The court issued the ruling in response to a case involving a woman who confessed to bearing a child out of wedlock, and named the man who fathered the child.
The State charged the man in question with engaging in extramarital sex, following a DNA match between the man and the child.
The State based the charge on testimony from the woman and the DNA analysis report.
However, the man denied the charge, and the magistrate court which heard the case acquitted him.
The State appealed the decision with the High Court, citing violation of judicial and legal standards.
However, the court ruled in favor of the original verdict, and the State filed a subsequent appeal with the Supreme Court.

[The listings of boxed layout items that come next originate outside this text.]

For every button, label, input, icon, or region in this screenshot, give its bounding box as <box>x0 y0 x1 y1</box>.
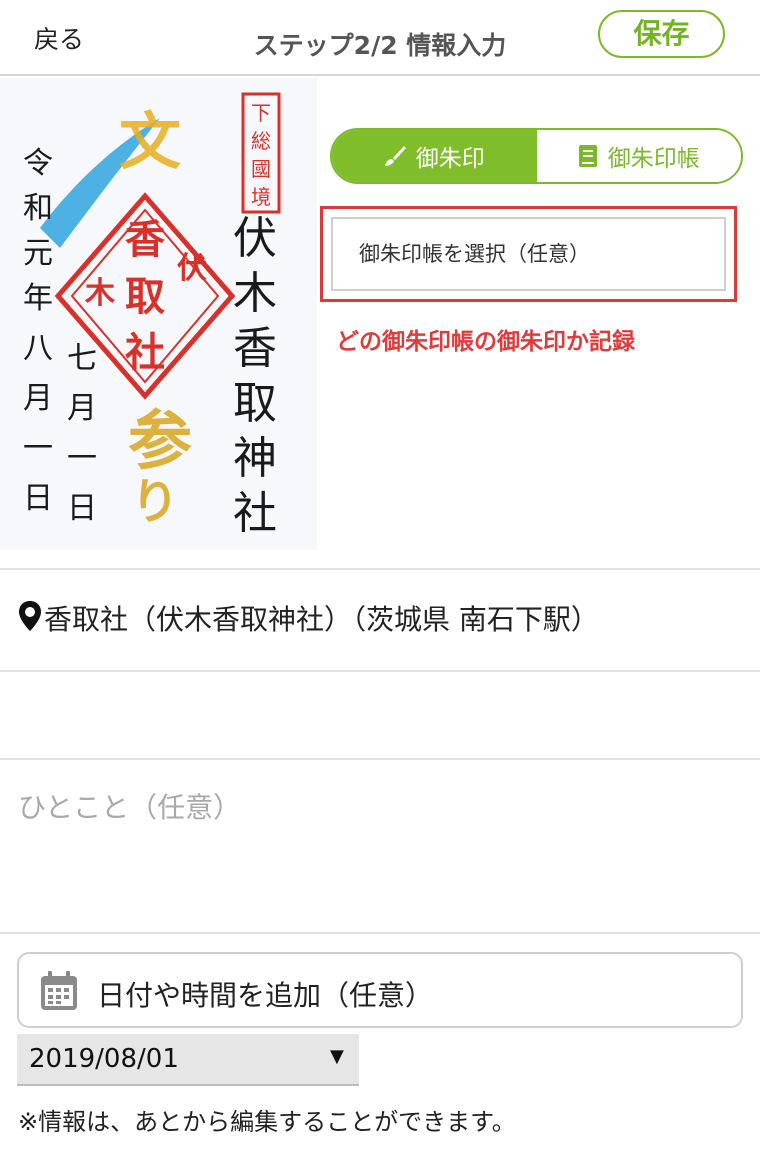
ink-char: 一 <box>67 441 97 476</box>
map-pin-icon <box>19 601 41 631</box>
type-segmented-control: 御朱印 御朱印帳 <box>330 128 743 184</box>
date-select[interactable]: 2019/08/01 ▼ <box>17 1034 359 1086</box>
book-select-highlight: 御朱印帳を選択（任意） <box>320 206 737 302</box>
stamp-center-1: 香 <box>125 216 165 263</box>
ink-char: 取 <box>233 378 277 429</box>
ink-char: 元 <box>23 236 53 271</box>
location-text: 香取社（伏木香取神社）（茨城県 南石下駅） <box>44 603 599 636</box>
goshuin-image: 下 総 國 境 香 取 社 木 伏 文 参 り 伏 木 香 取 神 社 令 和 … <box>0 78 317 550</box>
tab-goshuin[interactable]: 御朱印 <box>332 130 537 182</box>
ink-char: 日 <box>23 481 53 516</box>
gold-char: り <box>131 474 179 530</box>
annotation-text: どの御朱印帳の御朱印か記録 <box>336 329 635 355</box>
location-row[interactable]: 香取社（伏木香取神社）（茨城県 南石下駅） <box>0 568 760 672</box>
ink-char: 年 <box>23 281 53 316</box>
ink-char: 令 <box>23 146 53 181</box>
stamp-char: 総 <box>251 129 271 153</box>
stamp-center-3: 社 <box>125 329 165 376</box>
gold-char: 文 <box>119 105 181 178</box>
ink-char: 社 <box>233 488 277 539</box>
stamp-char: 下 <box>251 101 271 125</box>
ink-char: 和 <box>23 191 53 226</box>
stamp-char: 境 <box>251 185 271 209</box>
calendar-icon <box>41 971 77 1010</box>
ink-char: 八 <box>23 331 53 366</box>
stamp-char: 國 <box>251 157 271 181</box>
empty-row <box>0 672 760 760</box>
ink-char: 日 <box>67 491 97 526</box>
edit-later-note: ※情報は、あとから編集することができます。 <box>18 1108 516 1136</box>
add-date-button[interactable]: 日付や時間を追加（任意） <box>17 952 743 1028</box>
tab-goshuin-label: 御朱印 <box>415 146 485 172</box>
brush-icon <box>384 146 406 166</box>
comment-field[interactable]: ひとこと（任意） <box>0 760 760 934</box>
book-icon <box>578 145 597 167</box>
ink-char: 伏 <box>233 213 277 264</box>
tab-goshuincho[interactable]: 御朱印帳 <box>536 130 741 182</box>
date-select-value: 2019/08/01 <box>29 1044 179 1074</box>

The Supreme Court bench which heard the case was composed of Justice Husnu Al Suood, Justice Dr. Azmiralda Zahir, and Justice Aisha Shujoon Mohamed.
The court issued its decision in the case on Sunday.
Suood – who led the bench – referred to Article 411 (c) of the Penal Code, which declares the four-witness rule.
Article 411 (c) of the Penal Code: If the offense in Subsection (a) (unlawful intercourse) is proven with comparably persuasive evidence other than the testimony of four witnesses or self-confession, such as DNA evidence or evidence of pregnancy, the offense is one grade lower than it would otherwise be
Suood said the provision establishes that evidence such as DNA can be used in Maldives to prove hudud crimes.
The court therefore found the man guilty of engaging in extramarital sex.
“Where offenders who engage in hudud crimes and qisas crimes cannot be meted out the punishments set under Islamic Sharia due to reasonable doubt for various procedural reasons, Islamic Sharia permits for them to be meted out a tazir punishment,” said Suood.
Suood’s opinion was backed by Azmiralda and Shujoon.
The Supreme Court has instructed the High Court to reopen the case based on the points highlighted by the court.